Compatibility

Olexian is an offline-first verification platform that produces deterministic, verifiable evidence bundles for runs. This page describes current platform support, required tooling, and determinism boundaries for evaluation and deployment.

Supported Platforms

Operating systems

  • Linux (primary): Olexian’s primary operational target. Most development and verification workflows are designed and exercised here.

  • Windows (supported for evaluation; expanding): Many workflows run on Windows, but Windows operational support may vary by workflow and toolchain configuration.

Not currently supported as a target platform

  • macOS: Not currently a supported operational target. Some scripts may include cross-platform handling, but macOS is not a focus for supported deployments.

Toolchain Requirements

Olexian is built around strict role separation between languages:

  • Rust — custody/authority components (hashing, state machines, verification-critical logic)

  • Python — orchestration/glue only (process execution, JSON IO, file operations)

  • Julia (workflow-dependent) — used only when a workflow includes universe/numerics steps

Required tooling (typical)

  • Python 3.x (3.10 commonly used in current tooling; if your environment is pinned differently, we’ll provide an evaluation path that matches)

  • Git

  • Rust toolchain (repo-pinned; includes rustfmt/clippy in the toolchain file)

Workflow-dependent tooling

  • Julia runtime + hydrated environment only if you run workflows that include Julia-based kernels/universes.

Offline and Network Posture

Offline-first verification

  • Evidence bundle verification is designed to run offline. No telemetry is required for verification.

  • Proof-pack style verification is intended to operate without network access.

Notes on builds and dependencies

  • Fully offline builds are feasible when dependencies are already present and locked. Some environments may need an initial dependency fetch step before operating strictly offline.

Determinism Boundaries

What is deterministic

  • Verification is deterministic given the same evidence bundle contents and schemas.

  • Verification outcomes are reported as:

PASS — The evidence bundle is intact and can be verified offline.
REJECT — Verification refused: one or more required artifacts are missing, unknown, or altered. The report includes structured failure context.

What depends on your workflow

  • Replay determinism depends on whether your workflow itself is deterministic (fixed seeds, pinned dependencies, controlled clocks, controlled floating-point behavior).

  • Olexian can prove what ran and whether the bundle is intact; deterministic replay requires a workflow that avoids nondeterministic sources.

Cross-OS expectations

  • Evidence artifacts (especially JSON-based evidence) are intended to remain consistent across platforms when inputs and schemas are stable.
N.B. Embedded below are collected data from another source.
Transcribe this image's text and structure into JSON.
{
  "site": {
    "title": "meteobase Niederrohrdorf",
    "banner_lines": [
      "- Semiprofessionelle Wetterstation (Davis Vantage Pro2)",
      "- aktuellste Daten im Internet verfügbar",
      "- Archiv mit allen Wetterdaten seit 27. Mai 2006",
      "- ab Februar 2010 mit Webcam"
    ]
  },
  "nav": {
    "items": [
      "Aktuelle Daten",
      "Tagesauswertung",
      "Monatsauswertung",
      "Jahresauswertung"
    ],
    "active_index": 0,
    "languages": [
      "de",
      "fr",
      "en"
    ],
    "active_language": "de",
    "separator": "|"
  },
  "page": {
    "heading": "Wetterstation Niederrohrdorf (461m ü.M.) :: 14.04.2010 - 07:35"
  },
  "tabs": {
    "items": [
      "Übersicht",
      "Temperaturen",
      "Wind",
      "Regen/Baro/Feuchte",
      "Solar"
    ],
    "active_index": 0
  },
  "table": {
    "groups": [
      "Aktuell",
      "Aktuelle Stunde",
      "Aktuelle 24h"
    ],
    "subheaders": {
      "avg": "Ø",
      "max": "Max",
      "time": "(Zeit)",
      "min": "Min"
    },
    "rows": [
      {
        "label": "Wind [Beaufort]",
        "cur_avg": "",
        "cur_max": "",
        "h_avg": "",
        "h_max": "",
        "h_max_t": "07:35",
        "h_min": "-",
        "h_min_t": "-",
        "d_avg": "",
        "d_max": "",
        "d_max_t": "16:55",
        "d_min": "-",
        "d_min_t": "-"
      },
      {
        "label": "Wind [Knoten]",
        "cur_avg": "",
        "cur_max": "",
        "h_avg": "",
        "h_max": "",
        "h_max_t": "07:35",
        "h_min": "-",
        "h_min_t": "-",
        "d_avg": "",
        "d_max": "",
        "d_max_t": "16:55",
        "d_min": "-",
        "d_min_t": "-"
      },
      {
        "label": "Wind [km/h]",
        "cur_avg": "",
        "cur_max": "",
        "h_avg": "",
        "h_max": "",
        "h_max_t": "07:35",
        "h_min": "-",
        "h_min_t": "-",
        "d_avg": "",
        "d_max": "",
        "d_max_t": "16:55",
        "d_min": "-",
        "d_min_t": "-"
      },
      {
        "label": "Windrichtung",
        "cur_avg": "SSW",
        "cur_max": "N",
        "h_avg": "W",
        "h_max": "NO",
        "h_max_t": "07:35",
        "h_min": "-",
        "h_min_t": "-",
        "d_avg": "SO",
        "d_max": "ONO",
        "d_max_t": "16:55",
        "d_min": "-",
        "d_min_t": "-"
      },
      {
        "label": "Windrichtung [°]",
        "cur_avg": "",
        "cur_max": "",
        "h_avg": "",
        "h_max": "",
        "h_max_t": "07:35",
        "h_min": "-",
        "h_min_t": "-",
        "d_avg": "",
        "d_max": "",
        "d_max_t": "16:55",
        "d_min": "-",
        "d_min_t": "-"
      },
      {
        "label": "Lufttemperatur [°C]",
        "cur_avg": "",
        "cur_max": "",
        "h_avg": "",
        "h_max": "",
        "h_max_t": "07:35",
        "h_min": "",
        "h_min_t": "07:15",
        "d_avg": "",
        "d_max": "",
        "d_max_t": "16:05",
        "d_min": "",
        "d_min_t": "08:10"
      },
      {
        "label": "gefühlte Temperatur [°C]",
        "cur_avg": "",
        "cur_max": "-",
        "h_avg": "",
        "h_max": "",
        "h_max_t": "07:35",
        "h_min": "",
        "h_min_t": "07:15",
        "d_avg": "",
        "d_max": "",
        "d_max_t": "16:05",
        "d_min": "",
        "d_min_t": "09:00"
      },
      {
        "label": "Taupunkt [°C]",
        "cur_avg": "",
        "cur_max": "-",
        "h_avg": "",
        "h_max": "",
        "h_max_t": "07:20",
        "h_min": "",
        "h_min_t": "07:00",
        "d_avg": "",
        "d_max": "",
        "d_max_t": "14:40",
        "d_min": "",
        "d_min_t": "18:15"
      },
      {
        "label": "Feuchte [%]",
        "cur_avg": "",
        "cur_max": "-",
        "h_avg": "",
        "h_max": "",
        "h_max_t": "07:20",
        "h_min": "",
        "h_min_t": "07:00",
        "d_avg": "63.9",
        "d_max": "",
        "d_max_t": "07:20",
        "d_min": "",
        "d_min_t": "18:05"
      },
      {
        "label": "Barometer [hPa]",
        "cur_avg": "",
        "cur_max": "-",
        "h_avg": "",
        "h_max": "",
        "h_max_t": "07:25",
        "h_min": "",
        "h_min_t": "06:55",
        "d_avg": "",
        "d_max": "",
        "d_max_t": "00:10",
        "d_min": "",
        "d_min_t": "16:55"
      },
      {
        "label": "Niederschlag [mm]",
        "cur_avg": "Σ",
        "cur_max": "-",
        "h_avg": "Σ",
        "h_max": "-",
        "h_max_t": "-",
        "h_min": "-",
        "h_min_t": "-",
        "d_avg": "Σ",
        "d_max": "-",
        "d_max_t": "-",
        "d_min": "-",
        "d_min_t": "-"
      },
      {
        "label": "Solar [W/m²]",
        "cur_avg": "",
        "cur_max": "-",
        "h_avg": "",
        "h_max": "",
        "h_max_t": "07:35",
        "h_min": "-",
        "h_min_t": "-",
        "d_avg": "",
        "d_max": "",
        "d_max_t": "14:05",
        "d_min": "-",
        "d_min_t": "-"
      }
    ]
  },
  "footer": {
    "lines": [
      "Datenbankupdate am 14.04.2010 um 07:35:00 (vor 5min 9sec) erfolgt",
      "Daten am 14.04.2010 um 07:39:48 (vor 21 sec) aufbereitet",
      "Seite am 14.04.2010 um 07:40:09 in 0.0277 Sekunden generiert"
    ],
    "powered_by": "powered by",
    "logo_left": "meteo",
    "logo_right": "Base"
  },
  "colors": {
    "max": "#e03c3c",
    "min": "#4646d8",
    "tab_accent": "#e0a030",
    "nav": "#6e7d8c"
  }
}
  • Binary artifacts are inherently platform-specific and should be treated as OS-scoped outputs.

Julia and “Full Strict” Runs

Some strict checks and workflows include Julia-based kernel/universe steps.

  • Verification-only / evidence integrity evaluation: Can be performed without Julia, depending on configuration and which checks are enabled.

  • Kernel/universe-including workflows: Require Julia to be installed and the environment to be hydrated; otherwise the workflow will refuse/stop with structured context.

If you’re an external evaluator, we recommend starting with the verification-only path, then enabling Julia-dependent checks only if you need to evaluate universe/kernels.

Distribution and Deployment

  • Current evaluation and verification handoff is typically delivered as bundles (e.g., zip-based proof packs / verification kits).

  • Optional signature verification tooling may be available depending on the bundle type and workflow. If signature verification is required for your evaluation, we will specify that explicitly in the evaluation protocol.

Getting Started (Evaluation)

For external evaluators

  1. Receive an evaluation bundle and extract it locally.

  2. Run the included verification command(s) for your platform (Linux shell or Windows PowerShell).

  3. Review the verification outcome (PASS/REJECT) and the produced evidence bundle contents.

For teams evaluating from source

Follow the repo’s “start here” / operator guidance for installing the toolchain and running the strict verification runner. For Windows environments, ensure the required Rust toolchain components and Python runtime are installed.

Thank you

Thank you for considering an Olexian evaluation or pilot. Practical feedback from real workflows is what drives improvements in artifact clarity, verification reliability, and deployability.